3) Someone, I don't know who, has lost the remote control.
>> (... perdeu / sumiu com o controle remoto).

4) My former boss would always lose his head at the slightest provocation.
>> (... perdia a cabeça / a paciência...)

The verb to miss means to feel regret or sadness at no longer being able to enjoy the presence of someone; to feel regret or sadness at no longer being able to go to, do, or have.; to notice the loss or absence of.; to fail to see or have a meeting with (someone); to do a mistake such as failing to catch (something thrown or dropped) or to hit, reach, or come into contact with (something aimed at):

5) I certainly don't miss my incompetent former boss.
>> (... Não sinto falta do meu...)

6) Joaquim overslept and missed the meeting.
>> (... não pôde ir à ...)

7) The robber shot at the bank teller but luckily missed him.
>> (... Mas felizmente errou.)

8) This traffic sucks! If we're not careful we'll miss the plane.
>> (... perder o avião.)

9) The mother lost her children in the shopping centre. They were missing for half an hour before they were found.
>> (... perdeu seus filhos ...) / (... Estiveram sumidos por meia hora até ...)

10) His wallet was stolen without his noticing. He only missed it 20 minutes later. Then he realized it was lost for good.
>> (... Ele só sentiu a falta (da carteira) 20 minutos depois. Então percebeu que nunca mais a recuperaria).
_

A funny story for you:

- Dad! I lost the bus!
- Well, it's not here! How can you lose a bus? They're very big!

The correct sentence should be "Dad! I missed the bus".
Anyway, if he was talking about a toy, that is another story!
_

Cf.: https://www.englishexperts.com.br/forum/lose-x-miss-qual-a-diferenca-t5992.html

Cf.: https://en.oxforddictionaries.com/definition/lose

Cf.: http://www.mairovergara.com/qual-a-dife ... 5UEALw_wcB

REFERENCES:
(1) Pearson Education. Longman Dictionary. 2nd ed. 2009.
(2) JACOBS, Michael A. Como não aprender inglês - Erros comuns e soluções práticas. Elsevier. Editora Campus. 16ª ed. 2002.
1 - Mas missing e missed após o verbo to be são adjetivos ou Verbos?

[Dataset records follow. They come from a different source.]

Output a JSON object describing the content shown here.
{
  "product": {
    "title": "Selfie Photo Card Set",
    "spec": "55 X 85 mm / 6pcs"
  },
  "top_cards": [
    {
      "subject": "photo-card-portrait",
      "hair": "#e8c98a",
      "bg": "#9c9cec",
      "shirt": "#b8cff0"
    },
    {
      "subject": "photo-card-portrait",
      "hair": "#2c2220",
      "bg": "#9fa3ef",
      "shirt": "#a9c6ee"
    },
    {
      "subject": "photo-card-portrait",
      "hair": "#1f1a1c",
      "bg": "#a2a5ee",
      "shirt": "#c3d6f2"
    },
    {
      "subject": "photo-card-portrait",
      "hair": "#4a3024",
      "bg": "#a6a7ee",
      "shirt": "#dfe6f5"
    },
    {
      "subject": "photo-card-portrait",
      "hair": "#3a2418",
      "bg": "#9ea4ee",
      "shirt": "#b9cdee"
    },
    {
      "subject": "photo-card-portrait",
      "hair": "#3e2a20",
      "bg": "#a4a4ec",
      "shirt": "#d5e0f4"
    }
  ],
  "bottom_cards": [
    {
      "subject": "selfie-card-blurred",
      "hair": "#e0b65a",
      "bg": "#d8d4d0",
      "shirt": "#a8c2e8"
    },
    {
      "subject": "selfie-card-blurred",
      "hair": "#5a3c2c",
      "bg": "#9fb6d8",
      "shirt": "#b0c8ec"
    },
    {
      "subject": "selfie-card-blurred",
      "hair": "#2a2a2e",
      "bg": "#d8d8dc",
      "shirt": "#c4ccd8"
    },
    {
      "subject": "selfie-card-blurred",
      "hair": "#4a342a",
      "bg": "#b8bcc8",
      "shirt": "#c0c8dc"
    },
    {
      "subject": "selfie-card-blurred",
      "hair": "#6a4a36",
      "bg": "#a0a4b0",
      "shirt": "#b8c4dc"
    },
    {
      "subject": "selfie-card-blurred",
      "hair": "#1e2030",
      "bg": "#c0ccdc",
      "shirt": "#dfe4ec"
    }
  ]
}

2 - No português se eu quiser dizer que a espada se perdeu e continua desse jeito, eu usaria: a espada está perdida ( verbo de ligação + adjetivo).

Mas em inglês é: the sword is missing, pra mim isso é o presente continuos, o que eu traduziria como a espada está sumindo, uma ação que está acontecendo, mas eu sei que" the sword is missing" significa que a espada está desaparecida, e continua assim (estado), mas por que o uso do present continuos?
Avatar do usuário Ricardo F. Bernardi 8560 16 156
The sword is missing.
Present Continuous / Progressive
ARTICLE + NOUN + VERB TO BE + ADJECTIVE

The sword is missed.
(Passive Voice)
ARTICLE + NOUN + VERB TO BE + MAIN VERB (PAST PARTICIPLE)
_

"A espada se perdeu"
>> The sword got lost;
Cf.: https://www.englishexperts.com.br/forum/como-dizer-se-perder-em-ingles-t828.html

Here, we have an example of personification.
You should read: http://www.grammar-monster.com/glossary/personification.htm
_

A espada está sumindo = A espada está desaparecendo.
>> The sword is disappearing.
>> The sword is vanishing.

Now, we have two examples of Present Continuous / Progressive Tense.
Avatar do usuário Ricardo F. Bernardi 8560 16 156
Another interesting point is related to the meaning of the adjective missing:

[objects]:
The sword is missing.
>> A espada está perdida.
>> A espada está em falta.

[people]:
Carl is missing.
>> Carl está desaparecido.

REFERENCE: Longman Dictionary. Pearson Education 2th ed. 2009.